Resigniert knüllte ich das Taschentuch zusammen und katapultierte es in die Zimmerecke, direkt zu seinen Vorgängern, welche auf einem Haufen gestapelt vor sich hin vegetierten. Dass der Mülleimer nur Zentimeter nebenan stand war mir ziemlich egal. Erneut schniefend drehte ich mich auf den Rücken und zog mir die blaue Bettdecke bis unter die Nase.

Ich hasste es krank zu sein.


Wenn man krank war, war selbst das kleinste Bisschen Bewegung zu viel. Die Glieder ächzten, der Hals kratzte und der Kopf schmerzte. Zudem meinte die Nase sich selbstständig machen zu müssen, wenn man denn überhaupt mal Luft bekam. Von dem unangenehmen Erscheinungsbild mal ganz abgesehen: Meine Haare sahen aus wie ein wild gebautes Vogelnest, meine Augen waren glasig und meine Lippen rissig und ausgetrocknet. Und in der Mitte meines bleichen Gesichts prankte eine riesige, rote Knollennase, wund von den vielen Taschentüchern. Irgendwann konnten auch die Ultra-Sensitiv-Pflegetücher nichts mehr ausrichten.
Ich zog die Augenbrauen entnervt zusammen und ließ das Handy sinken. Eigentlich wollte ich nur nach der Uhrzeit schauen, doch stattdessen sprang mir aber förmlich mein scheintotes Spiegelbild ins Auge.

Ich hasste es so sehr.

Der Tag zog sich dahin und, während alle meine Freunde in der Schule waren, lag ich hier eingewickelt wie eine Frühlingsrolle und ausgestattet mit einer kleinen Privatapotheke und starrte die Wand an. Anfangs war es noch ganz amüsant die bunten Sprenkel der Tapete zu betrachten oder die aufgeklebten Leuchtsterne an der Decke zu zählen, aber irgendwann wurde selbst das langweilig. Es war erstaunlich, aber irgendwie wünschte ich mir nichts sehnlicher als langweilige Mathematikstunden und anstrengende Sportlektionen über mich ergehen zu lassen, wenn es bedeutete, dass ich wenigstens etwas zu tun hatte. Hin und wieder klopfte es an der Tür und entweder meine besorgte Mutter oder meine zum Aufpassen verdammte ältere Schwester streckten ihren Kopf durch den schmalen Spalt der Tür, um sich zu versichern, dass ich noch lebte. Für einen kurzen Augenblick bequemte sich sogar unsere Katze in mein Zimmer, um mir zusammengerollt auf meiner Bettwäsche Gesellschaft zu leisten.
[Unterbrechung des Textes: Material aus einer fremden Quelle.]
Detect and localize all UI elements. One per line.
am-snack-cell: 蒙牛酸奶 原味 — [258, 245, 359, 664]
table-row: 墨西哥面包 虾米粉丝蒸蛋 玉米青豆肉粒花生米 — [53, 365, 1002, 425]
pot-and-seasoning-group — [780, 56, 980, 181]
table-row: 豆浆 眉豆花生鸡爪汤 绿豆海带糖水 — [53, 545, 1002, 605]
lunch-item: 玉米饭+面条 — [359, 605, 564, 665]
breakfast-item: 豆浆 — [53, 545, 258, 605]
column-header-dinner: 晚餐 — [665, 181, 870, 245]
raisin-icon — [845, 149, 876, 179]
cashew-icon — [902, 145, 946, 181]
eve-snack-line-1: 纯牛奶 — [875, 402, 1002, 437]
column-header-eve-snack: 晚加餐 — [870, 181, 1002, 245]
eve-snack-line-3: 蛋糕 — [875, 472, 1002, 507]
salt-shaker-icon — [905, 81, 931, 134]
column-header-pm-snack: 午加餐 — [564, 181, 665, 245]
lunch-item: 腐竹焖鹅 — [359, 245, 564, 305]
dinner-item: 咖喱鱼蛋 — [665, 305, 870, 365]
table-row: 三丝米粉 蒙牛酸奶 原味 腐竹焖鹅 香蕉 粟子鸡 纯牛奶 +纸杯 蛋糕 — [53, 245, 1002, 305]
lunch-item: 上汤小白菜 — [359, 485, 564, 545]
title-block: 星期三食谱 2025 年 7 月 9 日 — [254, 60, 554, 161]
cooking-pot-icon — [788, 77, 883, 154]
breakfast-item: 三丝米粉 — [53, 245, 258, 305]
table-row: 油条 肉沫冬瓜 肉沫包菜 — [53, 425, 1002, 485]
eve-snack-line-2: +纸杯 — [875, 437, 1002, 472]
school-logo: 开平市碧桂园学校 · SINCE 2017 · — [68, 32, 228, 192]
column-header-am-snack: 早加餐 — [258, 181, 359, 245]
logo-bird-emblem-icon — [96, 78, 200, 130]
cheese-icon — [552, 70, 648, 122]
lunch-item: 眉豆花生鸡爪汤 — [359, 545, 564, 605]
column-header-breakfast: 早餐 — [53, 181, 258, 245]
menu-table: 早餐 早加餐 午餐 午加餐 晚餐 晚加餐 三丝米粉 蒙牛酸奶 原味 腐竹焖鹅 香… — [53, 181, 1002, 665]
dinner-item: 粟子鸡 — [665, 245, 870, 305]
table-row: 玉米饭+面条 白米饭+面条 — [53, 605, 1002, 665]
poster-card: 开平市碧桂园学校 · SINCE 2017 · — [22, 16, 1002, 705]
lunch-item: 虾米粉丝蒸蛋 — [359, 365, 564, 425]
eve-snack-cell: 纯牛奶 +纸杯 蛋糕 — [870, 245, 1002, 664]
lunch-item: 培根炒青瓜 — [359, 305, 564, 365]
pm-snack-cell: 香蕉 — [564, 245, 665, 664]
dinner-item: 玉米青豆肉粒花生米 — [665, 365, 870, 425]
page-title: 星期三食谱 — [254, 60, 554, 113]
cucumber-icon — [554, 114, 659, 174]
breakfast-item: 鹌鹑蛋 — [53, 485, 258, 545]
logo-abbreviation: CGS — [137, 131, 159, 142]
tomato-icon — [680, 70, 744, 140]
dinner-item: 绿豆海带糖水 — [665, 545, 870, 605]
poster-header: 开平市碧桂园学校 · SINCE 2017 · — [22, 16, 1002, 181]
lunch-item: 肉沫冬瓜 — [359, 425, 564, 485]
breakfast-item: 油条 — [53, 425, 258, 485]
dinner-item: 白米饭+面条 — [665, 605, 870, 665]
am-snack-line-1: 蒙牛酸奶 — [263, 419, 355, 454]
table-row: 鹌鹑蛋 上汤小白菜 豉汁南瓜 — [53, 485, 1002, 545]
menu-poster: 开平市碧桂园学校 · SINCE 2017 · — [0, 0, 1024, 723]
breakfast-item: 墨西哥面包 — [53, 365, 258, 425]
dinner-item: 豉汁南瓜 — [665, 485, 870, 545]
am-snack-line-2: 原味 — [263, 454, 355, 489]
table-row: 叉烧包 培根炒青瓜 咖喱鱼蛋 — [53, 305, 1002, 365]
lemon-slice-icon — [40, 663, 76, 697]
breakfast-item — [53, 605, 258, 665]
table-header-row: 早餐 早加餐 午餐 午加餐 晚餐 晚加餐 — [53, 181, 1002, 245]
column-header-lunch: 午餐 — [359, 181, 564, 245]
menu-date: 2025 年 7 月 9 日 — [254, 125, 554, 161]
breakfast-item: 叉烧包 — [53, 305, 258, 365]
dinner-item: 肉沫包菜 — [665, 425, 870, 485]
Doch auch diese hatte relativ schnell das Weite gesucht. Treulose Tomate!
Hustend tastete ich nach meinen Kopfhörern, um diese in mein Handy einzustöpseln und der Stille in meinem Zimmer zu entkommen. Vorsichtig drückte ich mir diese in die Ohren und schaltete wahllos eines der vielen Lieder per Zufallswiedergabe ein.
Das Wetter draußen hatte sich meiner Laune angepasst. Am Morgen war es nur teilweise bewölkt und das blass sanfte Januarlicht hatte die Dächer der Nachbarschaft bestrahlt, welche ich von meinem Fenster aus sehen konnte. Jetzt hingegen prasselten die ersten Regentropfen des angekündigten Nachmittagsschauers gegen die Fensterscheibe und schlängelten sich ihren Weg hinab. Von dem vor zwei Tagen urplötzlich aufgekommenen Schnee waren nun keinerlei Spuren mehr zu sehen. Nur noch hier und da konnte man einen kläglichen Rest an den Straßenseiten erkennen, grauer Matsch auf grauem Asphalt.
Ich war bei dem fünften Lied der Liste angekommen, als es erneut an der Tür klopfe. Augenblicklich zog ich einen der Kopfhörer aus meinem Ohr und blickte auf. „Ja?"
„(f/n), da sind ein paar Freunde von dir, die dich besuchen wollen", informierte mich meine Schwester, wirkte allerdings mehr als nur genervt, dass sie geschickt wurde, um den Botschafter zu mimen. Kaum, dass sie dies ausgesprochen hatte, wurde die Holztür noch weiter geöffnet und gefolgt von einem voranstürmenden, quirligen Rotschopf trat beinahe die gesamte Volleyballmannschaft meiner Schule ein, der Karasuno High School. Augenrollend zog meine Schwester die Tür hinter ihnen zu und trat „Jugend" vor sich her murmelnd den Rückzug an. Vermutlich vor den Fernseher, um ihre Lieblingsserie zu schauen, welche immer nachmittags ausgestrahlt wurde.
„(l/n)!", strahlte Hinata, als er meinen verwuschelten Kopf im Kissenberg ausmachte, musterte mich allerdings gleich daraufhin besorgt, „Wir haben gehört, dass du krank bist..."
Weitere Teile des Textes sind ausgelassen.